保険会社は、代理店向け支援ツールの構築において、途方もなく大きな課題に直面しています。「問題は、代理店のニーズがあらゆる範囲に及んでいることです」と指摘するのは、セレントのシニアアナリストで最新レポート「成功のための設計:保険会社に求められる代理店向けツールの必須機能」の執筆者であるクレイグ・ウェーバーです。「どの代理店も声をそろえて必要だと言うのは、データアクセスのし易さ、効率性、保険会社との緊密なコミュニケーションです。しかし、こうした要素を満たすツールに関する選好のあり方は、代理店によって千差万別です。

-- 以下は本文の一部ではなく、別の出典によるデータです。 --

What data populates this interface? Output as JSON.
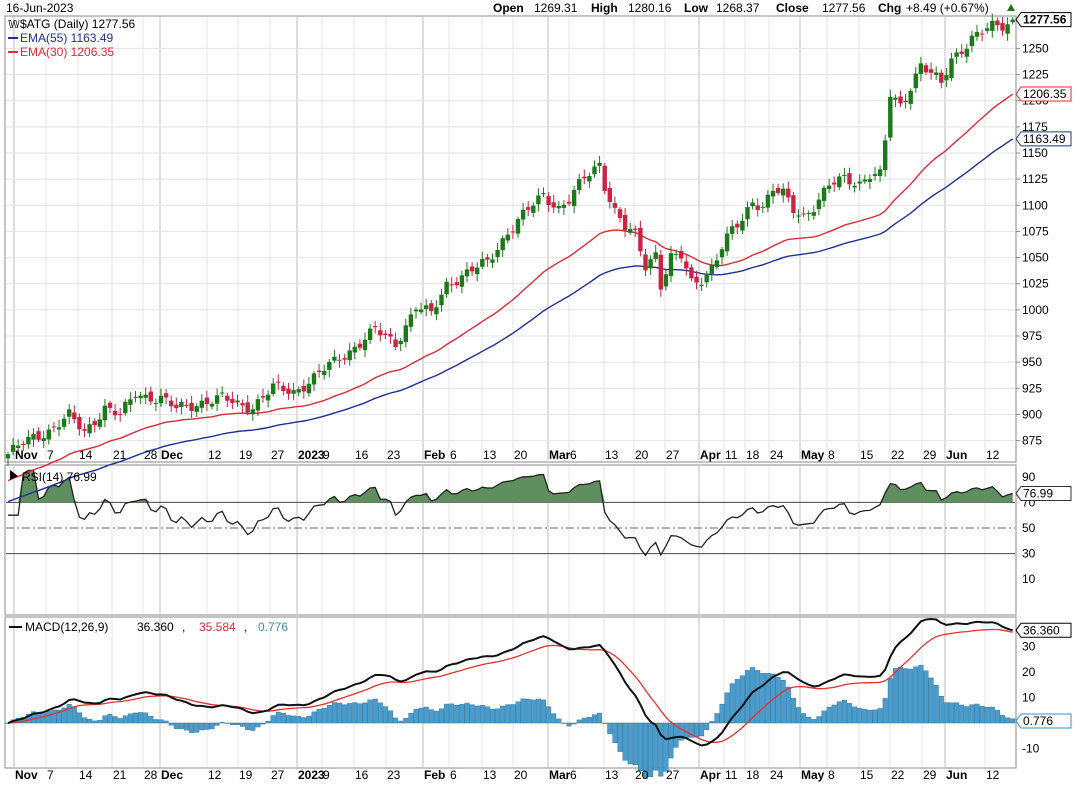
{
  "header": {
    "date": "16-Jun-2023",
    "open_label": "Open",
    "open": "1269.31",
    "high_label": "High",
    "high": "1280.16",
    "low_label": "Low",
    "low": "1268.37",
    "close_label": "Close",
    "close": "1277.56",
    "chg_label": "Chg",
    "chg": "+8.49 (+0.67%)",
    "symbol_legend": "$ATG (Daily) 1277.56",
    "ema55_legend": "EMA(55) 1163.49",
    "ema30_legend": "EMA(30) 1206.35"
  },
  "colors": {
    "up": "#1a7a1a",
    "down": "#cc2244",
    "ema55": "#1f2f9a",
    "ema30": "#e02a3a",
    "rsi_fill": "#5f8f5f",
    "hist": "#4a9ccc",
    "macd": "#111111",
    "signal": "#e83030"
  },
  "x_labels": [
    {
      "label": "Nov",
      "bold": true
    },
    {
      "label": "7"
    },
    {
      "label": "14"
    },
    {
      "label": "21"
    },
    {
      "label": "28"
    },
    {
      "label": "Dec",
      "bold": true
    },
    {
      "label": "12"
    },
    {
      "label": "19"
    },
    {
      "label": "27"
    },
    {
      "label": "2023",
      "bold": true
    },
    {
      "label": "9"
    },
    {
      "label": "16"
    },
    {
      "label": "23"
    },
    {
      "label": "Feb",
      "bold": true
    },
    {
      "label": "6"
    },
    {
      "label": "13"
    },
    {
      "label": "20"
    },
    {
      "label": "Mar",
      "bold": true
    },
    {
      "label": "6"
    },
    {
      "label": "13"
    },
    {
      "label": "20"
    },
    {
      "label": "27"
    },
    {
      "label": "Apr",
      "bold": true
    },
    {
      "label": "11"
    },
    {
      "label": "18"
    },
    {
      "label": "24"
    },
    {
      "label": "May",
      "bold": true
    },
    {
      "label": "8"
    },
    {
      "label": "15"
    },
    {
      "label": "22"
    },
    {
      "label": "29"
    },
    {
      "label": "Jun",
      "bold": true
    },
    {
      "label": "12"
    }
  ],
  "price_panel": {
    "yticks": [
      "875",
      "900",
      "925",
      "950",
      "975",
      "1000",
      "1025",
      "1050",
      "1075",
      "1100",
      "1125",
      "1150",
      "1175",
      "1200",
      "1225",
      "1250"
    ],
    "tags": {
      "last": "1277.56",
      "ema30": "1206.35",
      "ema55": "1163.49"
    }
  },
  "rsi_panel": {
    "legend": "RSI(14) 76.99",
    "yticks": [
      "90",
      "70",
      "50",
      "30",
      "10"
    ],
    "tag": "76.99"
  },
  "macd_panel": {
    "legend_name": "MACD(12,26,9)",
    "legend_macd": "36.360",
    "legend_signal": "35.584",
    "legend_hist": "0.776",
    "yticks": [
      "30",
      "20",
      "10",
      "-10"
    ],
    "tags": {
      "macd": "36.360",
      "hist": "0.776"
    }
  },
  "chart_data": {
    "type": "candlestick",
    "symbol": "$ATG",
    "period": "Daily",
    "ylim_price": [
      855,
      1290
    ],
    "price_points": [
      [
        0,
        862
      ],
      [
        5,
        878
      ],
      [
        8,
        885
      ],
      [
        12,
        898
      ],
      [
        15,
        883
      ],
      [
        19,
        907
      ],
      [
        22,
        898
      ],
      [
        25,
        920
      ],
      [
        30,
        915
      ],
      [
        33,
        905
      ],
      [
        38,
        912
      ],
      [
        42,
        915
      ],
      [
        45,
        910
      ],
      [
        48,
        908
      ],
      [
        52,
        925
      ],
      [
        56,
        922
      ],
      [
        60,
        935
      ],
      [
        64,
        950
      ],
      [
        68,
        965
      ],
      [
        72,
        980
      ],
      [
        76,
        968
      ],
      [
        80,
        1003
      ],
      [
        83,
        995
      ],
      [
        86,
        1025
      ],
      [
        90,
        1035
      ],
      [
        94,
        1045
      ],
      [
        98,
        1075
      ],
      [
        102,
        1095
      ],
      [
        105,
        1110
      ],
      [
        108,
        1098
      ],
      [
        110,
        1105
      ],
      [
        113,
        1125
      ],
      [
        115,
        1135
      ],
      [
        116,
        1140
      ],
      [
        117,
        1120
      ],
      [
        119,
        1095
      ],
      [
        121,
        1078
      ],
      [
        123,
        1070
      ],
      [
        125,
        1042
      ],
      [
        127,
        1055
      ],
      [
        128,
        1025
      ],
      [
        130,
        1050
      ],
      [
        132,
        1050
      ],
      [
        134,
        1025
      ],
      [
        136,
        1030
      ],
      [
        138,
        1042
      ],
      [
        140,
        1060
      ],
      [
        142,
        1075
      ],
      [
        144,
        1085
      ],
      [
        146,
        1105
      ],
      [
        148,
        1100
      ],
      [
        150,
        1115
      ],
      [
        152,
        1110
      ],
      [
        154,
        1095
      ],
      [
        156,
        1090
      ],
      [
        158,
        1100
      ],
      [
        161,
        1118
      ],
      [
        164,
        1125
      ],
      [
        167,
        1122
      ],
      [
        169,
        1130
      ],
      [
        171,
        1128
      ],
      [
        172,
        1160
      ],
      [
        173,
        1205
      ],
      [
        175,
        1195
      ],
      [
        177,
        1215
      ],
      [
        179,
        1235
      ],
      [
        181,
        1225
      ],
      [
        183,
        1215
      ],
      [
        185,
        1240
      ],
      [
        187,
        1250
      ],
      [
        189,
        1260
      ],
      [
        191,
        1265
      ],
      [
        193,
        1270
      ],
      [
        195,
        1272
      ],
      [
        197,
        1277.56
      ]
    ],
    "ema55_last": 1163.49,
    "ema30_last": 1206.35,
    "rsi_last": 76.99,
    "rsi_levels": [
      30,
      50,
      70
    ],
    "macd_last": 36.36,
    "signal_last": 35.584,
    "hist_last": 0.776
  }
}
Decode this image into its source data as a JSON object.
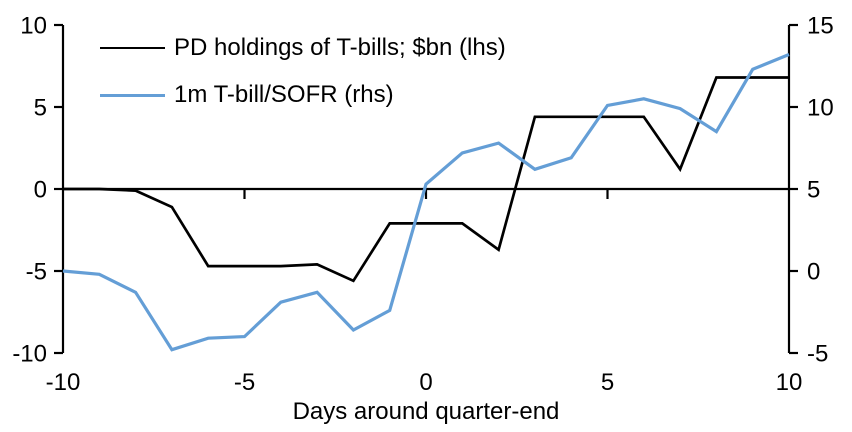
{
  "chart_data": {
    "type": "line",
    "title": "",
    "xlabel": "Days around quarter-end",
    "grid": false,
    "legend_position": "top-left-inside",
    "background_color": "#ffffff",
    "axis_color": "#000000",
    "x": [
      -10,
      -9,
      -8,
      -7,
      -6,
      -5,
      -4,
      -3,
      -2,
      -1,
      0,
      1,
      2,
      3,
      4,
      5,
      6,
      7,
      8,
      9,
      10
    ],
    "x_axis": {
      "ticks": [
        -10,
        -5,
        0,
        5,
        10
      ],
      "range": [
        -10,
        10
      ],
      "zero_line_ticks": [
        -5,
        0,
        5
      ]
    },
    "left_axis": {
      "ticks": [
        10,
        5,
        0,
        -5,
        -10
      ],
      "range": [
        -10,
        10
      ]
    },
    "right_axis": {
      "ticks": [
        15,
        10,
        5,
        0,
        -5
      ],
      "range": [
        -5,
        15
      ]
    },
    "series": [
      {
        "name": "PD holdings of T-bills; $bn (lhs)",
        "axis": "left",
        "color": "#000000",
        "values": [
          0,
          0,
          -0.1,
          -1.1,
          -4.7,
          -4.7,
          -4.7,
          -4.6,
          -5.6,
          -2.1,
          -2.1,
          -2.1,
          -3.7,
          4.4,
          4.4,
          4.4,
          4.4,
          1.2,
          6.8,
          6.8,
          6.8
        ]
      },
      {
        "name": "1m T-bill/SOFR (rhs)",
        "axis": "right",
        "color": "#649ED6",
        "values": [
          0.0,
          -0.2,
          -1.3,
          -4.8,
          -4.1,
          -4.0,
          -1.9,
          -1.3,
          -3.6,
          -2.4,
          5.3,
          7.2,
          7.8,
          6.2,
          6.9,
          10.1,
          10.5,
          9.9,
          8.5,
          12.3,
          13.2
        ]
      }
    ]
  }
}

」
ウェーバーが指摘するのは、保険会社の独自システム、複数の保険会社の共通ツール、そして電話・ファックスのような従来型ツールなどには、それを好んで利用するそれぞれのユーザーが存在するということです。「1つの代理店でも、全く同じ業務をこなすのに日によって異なるツールを利用しがちというようなこともあります。このため保険会社は、コスト制約の範囲内で、可能な限り幅広い種類のツールを提供する必要があります」とウェーバーは付け加えています。
本レポートは、2006年2月セレント実施の独立系代理店を対象にしたオンライン調査結果に基づいています。主な論点は以下の通りです。
情報アクセスが重要テーマ: 代理店は、いつでも必要な時に業務が遂行できるように、24時間365日「常に」対応可能なシステムを求めています。また、独自のハードウェアやソフトウェアを使わなくてもアクセス可能な自由度の高いウェブ対応システムも望んでいます。
日常業務のパターンに適応したコミュニケーションツールが不可欠: テクノロジーを支援する上で、一つのシステムで全てのニーズに対応することは不可能です。代理店によって業務手順が異なるため、保険会社が支援すべきツールも多岐にわたります。最も顕著な例としては、電話やファックスも活用されていますが、コミュニケーションツールとして電子メールが求められていることです。代理店は、保険会社が自分たちの業務習慣に合ったツールを提供してくれることを望んでいます。しかも、業務に必要な情報を備えたシステムというよりも、多くの場合電子メールのやり取りといった日常の業務習慣に対応することを求めているのです。
効率性は重要な関心事項だが、それがすべてではない: 今回の調査結果では、業界の共通テーマが再確認されました。それは、代理店にとって「データ再入力」が最も煩わしい作業の1つだということです。しかしながら、代理店は多岐にわたるツールを利用または選好しており、このことから、彼らが豊富な機能を備えた単一保険会社の独自システムと操作のし易い共通システム間のトレードオフを理解していることがうかがえます。保険会社は、いずれのシステムにもそれぞれ用途があり、代理店側も二者択一を望んでいる訳ではないということを心得るべきでしょう。